La Haute Cour de Justice de la CEDEAO juge la Vème république inconstitutionnelle

Suite aux conclusions de la Haute Cour de justice de la CEDEAO donnant raison dans ses conclusions que les tours de passe passe constitutionnels opérés en avril 2024 par le parti UNIR, sont une véritable entreprise de captation du pouvoir politique, l’ANC appelle les oppositions à dénoncer la Vème république et la “combattre par des moyens légaux et démocratiques jusqu’à rétablissement de la pleine souveraineté”.   

Un coup d’Etat selon la CEDEAO

Le 29 janvier  2026, la Haute Cour de Justice de la CEDEAO rendait publiques ses conclusions quant aux requêtes de plusieurs organisations politique et association togolaises sur les “réformes constitutionnelles” opérées par le parti au pouvoir en avril 2024 et qui débouchèrent sur la naissance d’une Vème république. Un changement constitutionnel en profondeur qui a transformé structurellement le paysage politique en permettant au président sortant Faure Gnassingbe de conserver le pouvoir dans une nouvelle forme institutionnelle en tant que président du Conseil détenant presque les mêmes pouvoirs identiques comme dans la Constitution de la IVème république.

Selon la Haute Cour de Justice de la CEDEAO, ces tours de passe passe constitutionnelles effectuées avant les législatives 2024 et sans large consultation nationale, constitue un abus visant à consolider le contrôle politique, contraire à la CADEG (Charte africaine de la démocratie, des élections et de la gouvernance).

Grosso modo, selon la Haute Cour de Justice il s’agit d’une captation du pouvoir contraire aux engagements africains et internationaux faits par le Togo.

Par son “…timing,  [son] contenu et  [son] effet escompté”, la réforme entreprise par le parti au pouvoir “viole l’article 23(5) de la CADEG et constitue un changement inconstitutionnel de gouvernance“.

Réaction des partis politiques

Aussi l’ANC annonce dans un communiqué son satisfecit des conclusions de l’instance judiciaire suprême intracommunautaire. Le parti dirigé par Jean-Pierre Fabre en conclut qu’il “appartient aux forces démocratiques de dénoncer” la Vème république et de la “combattre par des moyens légaux et démocratiques jusqu’au rétablissement de la pleine souveraineté”.

Pour l’ANC, la “souveraineté appartient exclusivement au peule et aucune réforme constitutionnelle ne saurait être détourné de sa finalité pour confisquer le droit souverain du peuple togolais à choisir librement ses dirigeants“.
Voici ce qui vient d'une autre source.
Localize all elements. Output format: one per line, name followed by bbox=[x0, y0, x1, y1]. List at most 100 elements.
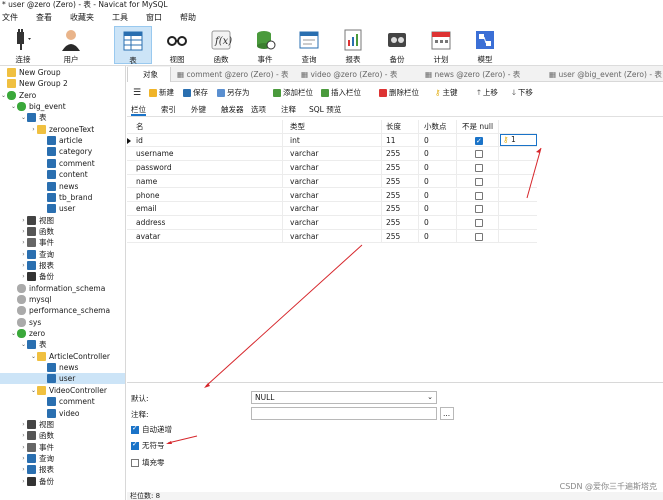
view-button[interactable]: 视图 bbox=[158, 26, 196, 64]
chevron-right-icon[interactable]: › bbox=[20, 260, 27, 271]
tree-item[interactable]: sys bbox=[0, 317, 125, 328]
tree-item[interactable]: ⌄ big_event bbox=[0, 101, 125, 112]
length-cell[interactable]: 255 bbox=[383, 188, 419, 203]
name-cell[interactable]: id bbox=[133, 133, 283, 148]
tree-item[interactable]: › zerooneText bbox=[0, 124, 125, 135]
tree-item[interactable]: ⌄ Zero bbox=[0, 90, 125, 101]
name-cell[interactable]: email bbox=[133, 202, 283, 216]
tab-user-big-event[interactable]: ▦ user @big_event (Zero) - 表 bbox=[546, 67, 663, 82]
tree-item[interactable]: article bbox=[0, 135, 125, 146]
tree-item[interactable]: › 视图 bbox=[0, 419, 125, 430]
decimals-cell[interactable]: 0 bbox=[421, 147, 457, 162]
column-header[interactable]: 小数点 bbox=[421, 120, 457, 134]
subtab-foreign-keys[interactable]: 外键 bbox=[191, 104, 206, 116]
zerofill-checkbox[interactable]: 填充零 bbox=[131, 457, 165, 468]
tree-item[interactable]: comment bbox=[0, 158, 125, 169]
tree-item[interactable]: tb_brand bbox=[0, 192, 125, 203]
user-button[interactable]: 用户 bbox=[52, 26, 90, 64]
type-cell[interactable]: int bbox=[287, 133, 382, 148]
length-cell[interactable]: 255 bbox=[383, 202, 419, 216]
chevron-down-icon[interactable]: ⌄ bbox=[10, 101, 17, 112]
subtab-sql-preview[interactable]: SQL 预览 bbox=[309, 104, 341, 116]
tab-news[interactable]: ▦ news @zero (Zero) - 表 bbox=[422, 67, 544, 82]
type-cell[interactable]: varchar bbox=[287, 147, 382, 162]
subtab-indexes[interactable]: 索引 bbox=[161, 104, 176, 116]
tree-item[interactable]: ⌄ zero bbox=[0, 328, 125, 339]
auto-increment-checkbox[interactable]: 自动递增 bbox=[131, 424, 172, 435]
length-cell[interactable]: 255 bbox=[383, 161, 419, 175]
length-cell[interactable]: 255 bbox=[383, 174, 419, 189]
chevron-right-icon[interactable]: › bbox=[20, 464, 27, 475]
tree-item[interactable]: › 查询 bbox=[0, 453, 125, 464]
name-cell[interactable]: phone bbox=[133, 188, 283, 203]
name-cell[interactable]: avatar bbox=[133, 229, 283, 244]
delete-field-button[interactable]: 删除栏位 bbox=[379, 87, 419, 99]
type-cell[interactable]: varchar bbox=[287, 215, 382, 230]
chevron-right-icon[interactable]: › bbox=[20, 271, 27, 282]
tab-objects[interactable]: 对象 bbox=[127, 67, 171, 82]
tree-item[interactable]: news bbox=[0, 181, 125, 192]
table-row[interactable]: avatar varchar 255 0 bbox=[127, 229, 537, 244]
not-null-cell[interactable] bbox=[459, 202, 499, 216]
save-as-button[interactable]: 另存为 bbox=[217, 87, 250, 99]
move-down-button[interactable]: 🡓 下移 bbox=[512, 87, 533, 99]
tree-item[interactable]: news bbox=[0, 362, 125, 373]
decimals-cell[interactable]: 0 bbox=[421, 229, 457, 244]
function-button[interactable]: f(x) 函数 bbox=[202, 26, 240, 64]
menu-tools[interactable]: 工具 bbox=[110, 12, 136, 23]
table-button[interactable]: 表 bbox=[114, 26, 152, 65]
menu-help[interactable]: 帮助 bbox=[178, 12, 204, 23]
tree-item[interactable]: ⌄ VideoController bbox=[0, 385, 125, 396]
tree-item[interactable]: content bbox=[0, 169, 125, 180]
name-cell[interactable]: username bbox=[133, 147, 283, 162]
tab-video[interactable]: ▦ video @zero (Zero) - 表 bbox=[298, 67, 420, 82]
table-row[interactable]: email varchar 255 0 bbox=[127, 202, 537, 216]
chevron-right-icon[interactable]: › bbox=[30, 124, 37, 135]
not-null-cell[interactable] bbox=[459, 188, 499, 203]
chevron-down-icon[interactable]: ⌄ bbox=[0, 90, 7, 101]
menu-favorites[interactable]: 收藏夹 bbox=[68, 12, 102, 23]
tree-item[interactable]: › 查询 bbox=[0, 249, 125, 260]
table-row[interactable]: phone varchar 255 0 bbox=[127, 188, 537, 203]
tree-item[interactable]: information_schema bbox=[0, 283, 125, 294]
tree-item[interactable]: user bbox=[0, 373, 125, 385]
tree-item[interactable]: › 函数 bbox=[0, 226, 125, 237]
tree-item[interactable]: New Group 2 bbox=[0, 78, 125, 89]
model-button[interactable]: 模型 bbox=[466, 26, 504, 64]
new-button[interactable]: 新建 bbox=[149, 87, 174, 99]
not-null-cell[interactable] bbox=[459, 133, 499, 148]
decimals-cell[interactable]: 0 bbox=[421, 188, 457, 203]
chevron-right-icon[interactable]: › bbox=[20, 237, 27, 248]
checkbox-unchecked-icon[interactable] bbox=[475, 177, 483, 186]
query-button[interactable]: 查询 bbox=[290, 26, 328, 64]
type-cell[interactable]: varchar bbox=[287, 161, 382, 175]
tree-item[interactable]: › 事件 bbox=[0, 237, 125, 248]
event-button[interactable]: 事件 bbox=[246, 26, 284, 64]
menu-window[interactable]: 窗口 bbox=[144, 12, 170, 23]
chevron-right-icon[interactable]: › bbox=[20, 249, 27, 260]
chevron-right-icon[interactable]: › bbox=[20, 430, 27, 441]
tree-item[interactable]: category bbox=[0, 146, 125, 157]
column-header[interactable]: 名 bbox=[133, 120, 283, 134]
checkbox-unchecked-icon[interactable] bbox=[475, 218, 483, 227]
column-header[interactable]: 不是 null bbox=[459, 120, 499, 134]
table-row[interactable]: id int 11 0 bbox=[127, 133, 537, 148]
backup-button[interactable]: 备份 bbox=[378, 26, 416, 64]
not-null-cell[interactable] bbox=[459, 174, 499, 189]
report-button[interactable]: 报表 bbox=[334, 26, 372, 64]
tree-item[interactable]: user bbox=[0, 203, 125, 214]
tree-item[interactable]: › 报表 bbox=[0, 260, 125, 271]
tree-item[interactable]: performance_schema bbox=[0, 305, 125, 316]
column-header[interactable]: 类型 bbox=[287, 120, 382, 134]
name-cell[interactable]: address bbox=[133, 215, 283, 230]
subtab-comment[interactable]: 注释 bbox=[281, 104, 296, 116]
not-null-cell[interactable] bbox=[459, 229, 499, 244]
not-null-cell[interactable] bbox=[459, 147, 499, 162]
checkbox-unchecked-icon[interactable] bbox=[475, 232, 483, 241]
tree-item[interactable]: › 函数 bbox=[0, 430, 125, 441]
tree-item[interactable]: › 备份 bbox=[0, 271, 125, 282]
tree-item[interactable]: comment bbox=[0, 396, 125, 407]
subtab-options[interactable]: 选项 bbox=[251, 104, 266, 116]
primary-key-cell[interactable]: ⚷ 1 bbox=[500, 134, 537, 146]
chevron-down-icon[interactable]: ⌄ bbox=[20, 339, 27, 350]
Il s’agit purement et simplement “d’un coup d’Etat”, tweete Nathaniel Olympio, auteur avec plusieurs organisations politiques et la société civile d’un document portant sur un changement de régime.

Un coup d’Etat juridiquement acté en tout cas. Un énième coup d’Etat de la part de Faure Gnassingbe, comme celui opéré le 5 février 2005 à la mort du général Eyadema.
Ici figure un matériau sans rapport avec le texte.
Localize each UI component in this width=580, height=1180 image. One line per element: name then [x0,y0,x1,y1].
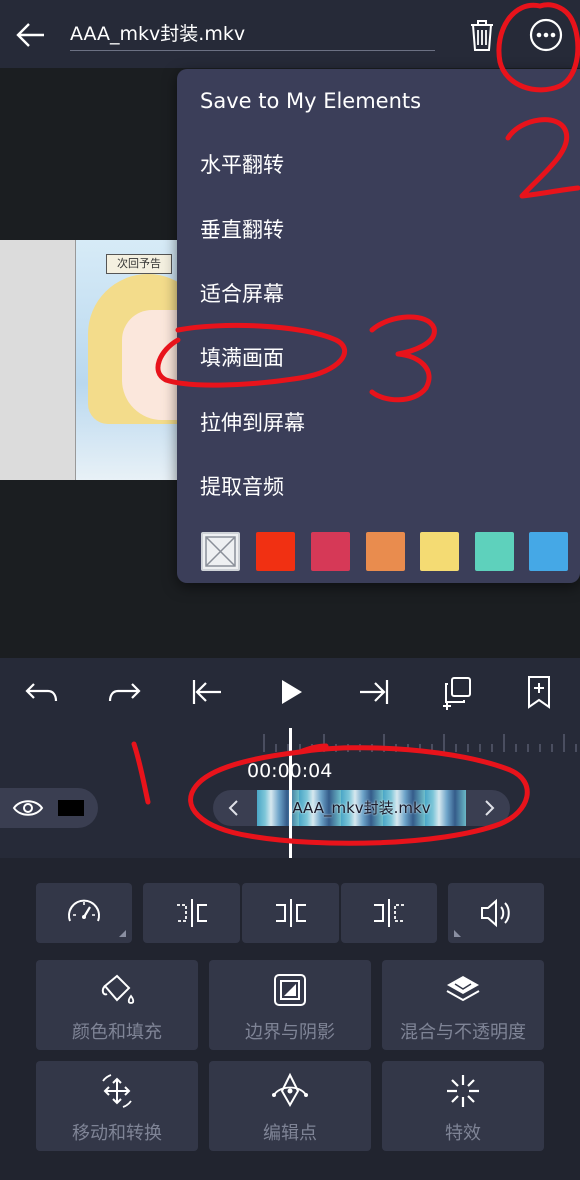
swatch-blue[interactable] [529,532,568,571]
menu-item-extract-audio[interactable]: 提取音频 [200,459,560,515]
menu-item-stretch-to-screen[interactable]: 拉伸到屏幕 [200,395,560,451]
move-transform-button[interactable]: 移动和转换 [36,1061,198,1151]
preview-frame-image: 次回予告 [75,240,181,480]
volume-icon [476,893,516,933]
split-icon [271,893,311,933]
split-right-icon [369,893,409,933]
tile-label: 边界与阴影 [245,1022,335,1043]
menu-item-flip-vertical[interactable]: 垂直翻转 [200,202,560,258]
more-options-icon[interactable] [529,18,563,52]
skip-to-start-icon[interactable] [187,672,227,712]
play-icon[interactable] [271,672,311,712]
split-right-button[interactable] [341,883,437,943]
tile-label: 编辑点 [263,1123,317,1144]
border-shadow-icon [270,970,310,1010]
swatch-yellow[interactable] [420,532,459,571]
pen-tool-icon [270,1071,310,1111]
menu-item-fill-frame[interactable]: 填满画面 [200,330,560,386]
paint-bucket-icon [97,970,137,1010]
skip-to-end-icon[interactable] [354,672,394,712]
swatch-teal[interactable] [475,532,514,571]
track-visibility-toggle[interactable] [0,788,98,828]
duplicate-icon[interactable] [438,672,478,712]
speed-button[interactable] [36,883,132,943]
move-rotate-icon [97,1071,137,1111]
split-left-button[interactable] [143,883,240,943]
swatch-none[interactable] [201,532,240,571]
options-menu: Save to My Elements 水平翻转 垂直翻转 适合屏幕 填满画面 … [177,69,580,583]
color-fill-button[interactable]: 颜色和填充 [36,960,198,1050]
volume-button[interactable] [448,883,544,943]
tile-label: 特效 [445,1123,481,1144]
split-left-icon [172,893,212,933]
file-title: AAA_mkv封装.mkv [70,20,435,51]
expand-corner-marker [119,930,126,937]
character-face [122,310,181,420]
swatch-crimson[interactable] [311,532,350,571]
tile-label: 颜色和填充 [72,1022,162,1043]
blend-opacity-button[interactable]: 混合与不透明度 [382,960,544,1050]
playhead[interactable] [289,728,292,858]
tile-label: 移动和转换 [72,1123,162,1144]
menu-item-fit-screen[interactable]: 适合屏幕 [200,266,560,322]
tile-label: 混合与不透明度 [400,1022,526,1043]
video-clip[interactable]: AAA_mkv封装.mkv [213,790,510,826]
menu-item-flip-horizontal[interactable]: 水平翻转 [200,137,560,193]
redo-icon[interactable] [104,672,144,712]
preview-canvas-background [0,240,75,480]
time-ruler [262,728,580,752]
timeline[interactable]: 00:00:04 AAA_mkv封装.mkv [0,728,580,858]
track-color-chip [58,800,84,816]
undo-icon[interactable] [22,672,62,712]
edit-points-button[interactable]: 编辑点 [209,1061,371,1151]
playback-toolbar [0,658,580,728]
expand-corner-marker [454,930,461,937]
frame-caption: 次回予告 [106,254,172,274]
menu-item-save-to-elements[interactable]: Save to My Elements [200,73,560,129]
app-header: AAA_mkv封装.mkv [0,0,580,68]
swatch-red[interactable] [256,532,295,571]
edit-tools-panel: 颜色和填充 边界与阴影 混合与不透明度 移动和转换 编辑点 特效 [0,858,580,1180]
trash-icon[interactable] [466,18,498,52]
clip-name: AAA_mkv封装.mkv [292,799,431,817]
bookmark-add-icon[interactable] [519,672,559,712]
effects-button[interactable]: 特效 [382,1061,544,1151]
swatch-orange[interactable] [366,532,405,571]
eye-icon[interactable] [12,797,44,819]
sparkle-icon [443,1071,483,1111]
split-button[interactable] [242,883,339,943]
layers-icon [443,970,483,1010]
border-shadow-button[interactable]: 边界与阴影 [209,960,371,1050]
back-arrow-icon[interactable] [14,18,48,52]
speed-icon [64,893,104,933]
On se souvient que dans la nuit du 5 février 2005, Faure Gnassingbe, cornaqué par un quarteron d’officiers supérieurs, avait pris le pouvoir, en violation de la Constitution. Malgré une démission quelques semaines plus tard, sous la pression de la communauté internationale, il revint au pouvoir à la suite de l’élection présidentielle de mai 2005 émaillée par des violences qui ont fait 400 à 1000 morts selon l’ONU et les organisations des droits de l’homme.